A large brethrens’ garden is at the foot of the Prechistenskaya bell tower and the wall of the Astrakhan Kremlin. Both the residents of Astrakhan and tourists like to stroll in the garden. In the east it is overlooked by a building with a classic semicircular facade. In 19 century it was the house of the governor general of Astrakhan province.
For several centuries the main square of the White Town, the Market Square, was on the place of the brethrens’ garden. The White Town is a posad (a trading quarter), which was formed near the Kremlin by the beginning of 17 century. In that time the raids of steppe nomads were still a serious problem for Astrakhan, so in the middle of 16 century it was decided to encircle the White Town by a wall, which was nearly as strong as that of the Kremlin itself.
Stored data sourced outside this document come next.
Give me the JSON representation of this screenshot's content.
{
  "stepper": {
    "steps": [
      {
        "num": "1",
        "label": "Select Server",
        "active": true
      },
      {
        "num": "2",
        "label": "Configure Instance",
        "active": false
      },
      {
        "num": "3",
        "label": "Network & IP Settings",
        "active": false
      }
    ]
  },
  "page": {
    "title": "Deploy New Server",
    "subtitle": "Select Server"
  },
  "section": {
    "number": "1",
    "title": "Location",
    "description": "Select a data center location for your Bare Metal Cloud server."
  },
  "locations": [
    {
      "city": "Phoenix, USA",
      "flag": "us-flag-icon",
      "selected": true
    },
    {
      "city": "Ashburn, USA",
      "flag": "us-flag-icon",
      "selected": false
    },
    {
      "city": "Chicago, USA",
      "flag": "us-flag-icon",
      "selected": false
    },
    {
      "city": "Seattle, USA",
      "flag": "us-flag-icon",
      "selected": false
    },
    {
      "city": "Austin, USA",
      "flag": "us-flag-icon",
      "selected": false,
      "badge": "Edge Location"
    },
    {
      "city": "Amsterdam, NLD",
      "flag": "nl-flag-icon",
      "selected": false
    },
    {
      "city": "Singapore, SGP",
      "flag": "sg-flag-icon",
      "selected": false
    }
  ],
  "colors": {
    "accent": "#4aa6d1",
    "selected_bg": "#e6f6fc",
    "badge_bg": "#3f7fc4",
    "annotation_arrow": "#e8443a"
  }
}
In the White Town there appeared the missions of merchants from Russia, Persia, Armenia and India, and eventually there were also built other beautiful stone houses in the quarter, while in the rest of Astrakhan houses were still wooden. In 19 century the walls of the White Town were pulled down because of dilapidation, but the layout of this quarter of the city was preserved, particularly around the brethrens’ garden, which is faced by beautiful buildings constructed in the style of strict classicism in 19 century.
In 1884 in the Market Square the monument of Alexander II was installed and the square was named after the emperor. However, already in 1917 the monument was removed and in 1918 on the square there were buried 180 people who perished in the battles for the establishment of the Soviet power in Astrakhan. After that trees were planted on the square and it was turned into a garden, which is now known as the brethrens’ garden.